Our Parenting Style Determines How Our Kids Turn Out

Our Parenting Style Determines How Our Kids Turn Out

2 Jan 2019 | 4 min Read

Aditi Ahuja

Author | 72 Articles

Who doesn’t want their children to be kind, polite and well-behaved individuals loved by everyone?

I am sure we all want that and everyone will acknowledge that home is  the first school for a child and parents and other family members (grandparents, uncle’s, aunts, cousins etc) are their first teachers!!

Kids learn a lot from what they see happening around them and there is a great possibility that a kid who is using age-inappropriate language or even sometimes abusive words or is behaving inappropriately has learned it (see and hear) at home or has seen this happening in television or has heard it from someone who visits them regularly.
Kids observe things more closely and remember them much well than what we think!!..they may remain silent and non reactive, run away from the scene, stay scared and cry when alone on seeing something bad, but their subconscious mind keeps troubling them and how much so they try to forget an incident or bad behavior or words heard from someone it has a great bearing on their minds and value system which is still in a developing state!!

Imagine the plight of a small child who frequently watches his mother being abused or tortured at home by his dad or other family members or witnesses the things like arguments between parents, or hears swearing.

So, the point is that to raise a kid who tomorrow grows up into a good human with good values we need to work at it today, at a very early age. Few things to keep in mind are:

1. There should be a conscious effort made by every family member to avoid fighting or arguing before kids. We can’t avoid it always but we can postpone it to a time when kids are not around.

2. Use of abusive language in and out of home (swearing on someone who has just overtaken your car in a very rash manner) should be completely avoided.

3. Each adult member in the family should try and be respectful and cordial towards other members. It’s ok to lose one’s cool and temper sometimes and says or do something in the heat of the moment but it should never cross a limit that leaves a bad impact on the child’s mind forever.

4. We can’t shield our kids completely from the outside world. The effect of things they watch on the television or from what an outsider says does have an impact, but we can always try and explain to them the difference between good and bad and why someone’s words or deeds were not a good example to follow. Also keeping an eye on our kid’s company is also very important.

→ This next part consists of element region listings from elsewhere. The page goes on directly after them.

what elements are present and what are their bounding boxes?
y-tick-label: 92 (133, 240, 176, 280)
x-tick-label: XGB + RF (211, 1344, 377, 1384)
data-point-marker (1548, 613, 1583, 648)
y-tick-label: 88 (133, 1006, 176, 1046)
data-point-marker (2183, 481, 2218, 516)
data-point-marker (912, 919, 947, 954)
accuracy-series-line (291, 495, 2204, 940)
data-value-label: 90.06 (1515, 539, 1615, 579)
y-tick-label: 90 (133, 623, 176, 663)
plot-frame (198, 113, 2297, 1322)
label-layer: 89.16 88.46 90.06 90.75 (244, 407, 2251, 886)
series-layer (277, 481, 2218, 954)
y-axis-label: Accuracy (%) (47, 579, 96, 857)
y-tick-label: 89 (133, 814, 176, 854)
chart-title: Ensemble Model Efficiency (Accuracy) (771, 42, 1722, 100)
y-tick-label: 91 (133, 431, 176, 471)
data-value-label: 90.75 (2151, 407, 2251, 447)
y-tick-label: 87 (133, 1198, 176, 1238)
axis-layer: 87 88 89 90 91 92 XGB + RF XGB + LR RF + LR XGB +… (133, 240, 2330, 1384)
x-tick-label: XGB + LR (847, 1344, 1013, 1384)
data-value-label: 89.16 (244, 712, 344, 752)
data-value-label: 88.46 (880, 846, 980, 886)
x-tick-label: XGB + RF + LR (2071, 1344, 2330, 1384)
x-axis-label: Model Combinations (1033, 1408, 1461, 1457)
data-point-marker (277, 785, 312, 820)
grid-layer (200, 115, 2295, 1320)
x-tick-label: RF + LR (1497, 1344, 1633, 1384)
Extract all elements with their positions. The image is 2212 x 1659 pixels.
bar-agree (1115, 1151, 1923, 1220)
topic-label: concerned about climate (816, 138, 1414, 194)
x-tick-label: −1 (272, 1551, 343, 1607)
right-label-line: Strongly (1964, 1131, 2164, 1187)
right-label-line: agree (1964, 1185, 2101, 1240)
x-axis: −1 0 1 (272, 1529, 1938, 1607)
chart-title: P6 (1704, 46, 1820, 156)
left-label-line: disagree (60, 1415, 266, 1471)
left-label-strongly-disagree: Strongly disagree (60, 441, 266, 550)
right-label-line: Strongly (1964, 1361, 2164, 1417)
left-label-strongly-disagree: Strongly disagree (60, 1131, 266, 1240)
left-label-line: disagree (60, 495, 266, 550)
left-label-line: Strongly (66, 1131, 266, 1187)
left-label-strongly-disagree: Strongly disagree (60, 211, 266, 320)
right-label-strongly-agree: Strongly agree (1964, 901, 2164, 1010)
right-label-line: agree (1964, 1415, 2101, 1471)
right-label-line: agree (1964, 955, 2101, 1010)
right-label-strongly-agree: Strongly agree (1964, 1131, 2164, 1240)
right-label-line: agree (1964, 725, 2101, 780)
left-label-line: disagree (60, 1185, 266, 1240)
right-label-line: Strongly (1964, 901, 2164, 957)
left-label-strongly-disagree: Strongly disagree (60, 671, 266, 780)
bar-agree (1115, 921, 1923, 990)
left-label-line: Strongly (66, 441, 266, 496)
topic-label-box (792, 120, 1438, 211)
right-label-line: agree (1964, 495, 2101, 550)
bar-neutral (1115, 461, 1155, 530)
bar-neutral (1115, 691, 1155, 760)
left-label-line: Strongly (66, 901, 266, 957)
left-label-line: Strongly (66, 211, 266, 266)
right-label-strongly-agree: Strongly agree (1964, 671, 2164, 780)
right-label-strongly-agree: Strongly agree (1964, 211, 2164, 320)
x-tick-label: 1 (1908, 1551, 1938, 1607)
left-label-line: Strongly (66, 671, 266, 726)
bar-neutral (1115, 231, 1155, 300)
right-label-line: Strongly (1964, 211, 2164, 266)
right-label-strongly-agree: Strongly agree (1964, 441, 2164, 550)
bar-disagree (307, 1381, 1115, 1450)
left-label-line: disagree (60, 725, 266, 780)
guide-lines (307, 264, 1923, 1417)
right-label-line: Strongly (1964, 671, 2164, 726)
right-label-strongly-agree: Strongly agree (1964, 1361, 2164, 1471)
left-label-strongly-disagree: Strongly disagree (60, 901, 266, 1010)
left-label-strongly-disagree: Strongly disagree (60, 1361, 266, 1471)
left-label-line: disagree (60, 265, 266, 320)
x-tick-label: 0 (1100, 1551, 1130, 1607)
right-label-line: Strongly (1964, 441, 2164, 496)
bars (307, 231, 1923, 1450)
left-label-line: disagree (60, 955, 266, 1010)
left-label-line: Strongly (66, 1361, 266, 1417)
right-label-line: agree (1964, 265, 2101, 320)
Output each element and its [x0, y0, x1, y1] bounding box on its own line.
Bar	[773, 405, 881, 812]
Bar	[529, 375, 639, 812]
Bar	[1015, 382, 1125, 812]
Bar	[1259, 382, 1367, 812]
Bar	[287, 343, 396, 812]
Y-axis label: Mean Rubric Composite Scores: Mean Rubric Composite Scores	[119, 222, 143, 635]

5. Setting an example ourselves is the best way to make kids follow something you want them to follow. Talking politely with people who work for us or even elsewhere has a great bearing on our kids’ behavior too when they grow up. If you want your child to respect others teach them that by doing it yourself.

6. It is also observed that kids who have a childhood full of discrimination, physical or mental torture in name of comparison or disciplining or are treated disrespectfully, carry a lot of resentment and anger in them. They either grow up to become under-confident people who are trying to seek love and respect from the outside world and become victims of people who are on a lookout for such individuals or grow up into berserk ones who try and take revenge from everyone. They may also go take a very wrong path (drugs, crime etc) So how we behave with our kids needs to be constantly checked and monitored. It has to be mindful parenting.

7. Last but not the least, I have myself practiced telling my daughter many moral stories, stories from Ramayana and Mahabharata and even other holy scriptures etc and that has helped me a lot in shaping her into a kind child.

If we consciously raise a whole generation of kids in this way many crimes which  sometimes are shockingly done by people of a very small age group can be avoided..it will  save many lives.